Breaking this down, expectations takes a function Context => Unit. Context is a primitive (unsafe) API over hdfs operations that will allow you to make assertions. The Context handles unexpected failures by failing the test with a nice error message, but there is no way to do manual error handling at this point.

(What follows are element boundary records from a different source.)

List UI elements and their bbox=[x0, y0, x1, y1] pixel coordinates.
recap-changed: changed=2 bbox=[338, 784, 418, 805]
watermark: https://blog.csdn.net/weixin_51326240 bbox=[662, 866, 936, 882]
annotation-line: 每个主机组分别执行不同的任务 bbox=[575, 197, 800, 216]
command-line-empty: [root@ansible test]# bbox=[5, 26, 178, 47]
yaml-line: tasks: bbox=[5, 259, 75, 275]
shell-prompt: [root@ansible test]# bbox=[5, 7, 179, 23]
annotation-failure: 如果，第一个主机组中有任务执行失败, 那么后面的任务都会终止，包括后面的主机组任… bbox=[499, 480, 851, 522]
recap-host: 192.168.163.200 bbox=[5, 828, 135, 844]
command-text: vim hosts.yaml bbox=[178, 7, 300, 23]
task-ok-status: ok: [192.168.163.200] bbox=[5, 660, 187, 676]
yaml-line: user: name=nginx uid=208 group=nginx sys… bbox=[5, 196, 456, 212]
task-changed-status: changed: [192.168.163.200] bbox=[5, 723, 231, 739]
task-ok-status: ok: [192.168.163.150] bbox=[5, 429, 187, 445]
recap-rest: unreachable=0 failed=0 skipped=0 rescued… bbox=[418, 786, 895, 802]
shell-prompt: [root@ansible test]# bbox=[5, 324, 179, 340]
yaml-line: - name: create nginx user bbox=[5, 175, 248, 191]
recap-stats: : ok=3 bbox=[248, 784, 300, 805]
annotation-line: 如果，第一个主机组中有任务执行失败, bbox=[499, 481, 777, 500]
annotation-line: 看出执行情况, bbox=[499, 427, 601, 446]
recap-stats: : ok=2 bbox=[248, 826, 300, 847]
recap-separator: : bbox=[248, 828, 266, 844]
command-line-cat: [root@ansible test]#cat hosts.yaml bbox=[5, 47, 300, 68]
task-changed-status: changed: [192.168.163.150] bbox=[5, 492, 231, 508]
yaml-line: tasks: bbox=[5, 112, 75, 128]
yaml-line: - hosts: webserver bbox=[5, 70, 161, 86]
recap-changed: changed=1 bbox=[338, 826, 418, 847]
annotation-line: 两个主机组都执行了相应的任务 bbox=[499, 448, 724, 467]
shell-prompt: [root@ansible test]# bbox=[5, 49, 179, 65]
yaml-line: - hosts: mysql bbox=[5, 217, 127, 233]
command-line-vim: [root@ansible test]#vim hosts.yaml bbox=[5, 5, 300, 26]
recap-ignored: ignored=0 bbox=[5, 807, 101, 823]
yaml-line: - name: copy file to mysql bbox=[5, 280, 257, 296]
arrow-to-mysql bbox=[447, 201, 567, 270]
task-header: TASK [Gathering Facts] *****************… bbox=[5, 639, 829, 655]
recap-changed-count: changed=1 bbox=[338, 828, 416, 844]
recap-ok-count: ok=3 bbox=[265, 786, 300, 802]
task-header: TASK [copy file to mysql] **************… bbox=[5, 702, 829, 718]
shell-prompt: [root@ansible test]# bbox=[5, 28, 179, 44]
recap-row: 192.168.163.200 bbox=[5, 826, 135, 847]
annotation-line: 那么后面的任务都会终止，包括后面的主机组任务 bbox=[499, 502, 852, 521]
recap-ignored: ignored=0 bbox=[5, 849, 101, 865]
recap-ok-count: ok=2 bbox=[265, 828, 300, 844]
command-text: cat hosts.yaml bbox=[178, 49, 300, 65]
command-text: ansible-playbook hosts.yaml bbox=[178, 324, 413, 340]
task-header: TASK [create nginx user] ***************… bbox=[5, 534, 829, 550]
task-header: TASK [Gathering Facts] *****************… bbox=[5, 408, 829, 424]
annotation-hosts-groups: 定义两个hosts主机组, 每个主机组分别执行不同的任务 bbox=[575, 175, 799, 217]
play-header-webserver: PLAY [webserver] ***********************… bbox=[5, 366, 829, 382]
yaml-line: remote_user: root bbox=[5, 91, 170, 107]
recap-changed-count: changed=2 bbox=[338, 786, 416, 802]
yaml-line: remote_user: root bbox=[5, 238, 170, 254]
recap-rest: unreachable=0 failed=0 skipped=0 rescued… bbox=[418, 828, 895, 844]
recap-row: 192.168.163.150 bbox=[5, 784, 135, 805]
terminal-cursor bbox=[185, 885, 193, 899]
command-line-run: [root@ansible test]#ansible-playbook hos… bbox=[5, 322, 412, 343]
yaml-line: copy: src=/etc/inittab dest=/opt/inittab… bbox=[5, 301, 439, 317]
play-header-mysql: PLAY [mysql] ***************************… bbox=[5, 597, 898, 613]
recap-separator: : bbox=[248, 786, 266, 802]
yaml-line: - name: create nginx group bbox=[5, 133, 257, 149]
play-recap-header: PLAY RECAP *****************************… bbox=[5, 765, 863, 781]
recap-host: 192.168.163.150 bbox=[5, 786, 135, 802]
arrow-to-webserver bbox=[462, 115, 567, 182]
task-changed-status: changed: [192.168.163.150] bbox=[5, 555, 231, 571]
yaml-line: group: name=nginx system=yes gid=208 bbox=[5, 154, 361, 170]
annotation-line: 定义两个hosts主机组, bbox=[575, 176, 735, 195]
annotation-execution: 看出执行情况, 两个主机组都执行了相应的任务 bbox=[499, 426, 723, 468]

using thermometer from scalacheck properties

The hackery that thermometer uses to handle the mutable, global, implicit state that HDFS uses (yes shake your head now) needs to be reset for each run. To do this use an isolate {} block inside the property. (https://github.com/CommBank/thermometer/issues/41)

For example:

def test = prop((data: List[String]) => isolate {
    val exec =
      IterablePipe(data)
        .map(c => (c, "really " + c + "!"))
        .writeExecution(TypedPsv[(String, String)]("output"))

    executesOk(exec)
    facts("output" </> "_SUCCESS"    ==> exists)
})

testing scalding pipes directly

Thermometer allows the testing of typed pipes directly.

For example:

def test = {
  val pipe =
    IterablePipe(nums)
      .map(_ + 1)

  runsSuccessfully(pipe) must_== nums.map(_ + 1)
}

dependent pipelines

Use flatMap or zip from the Execution API to create dependencies.

hive

Use ThermometerHiveSpec to mix in the HiveSupport trait and add support for hive and, in particular, set up a separate warehouse directory and metadata database per test and provide the right HiveConf.

log verbosity

The verbosity of the logging messages from Thermometer and Hadoop can be configured by adding a log4j.properties file. Please find an example in core/src/main/resources/log4j.properties.

ongoing work

  • Built-in support for more facts
    • Support for streaming comparisons
    • Support for statistical comparisons
  • Support for re-running tests with different scalding modes
  • Add the ability for Context to not depend on hdfs, via some sort of in memory representation for assertions.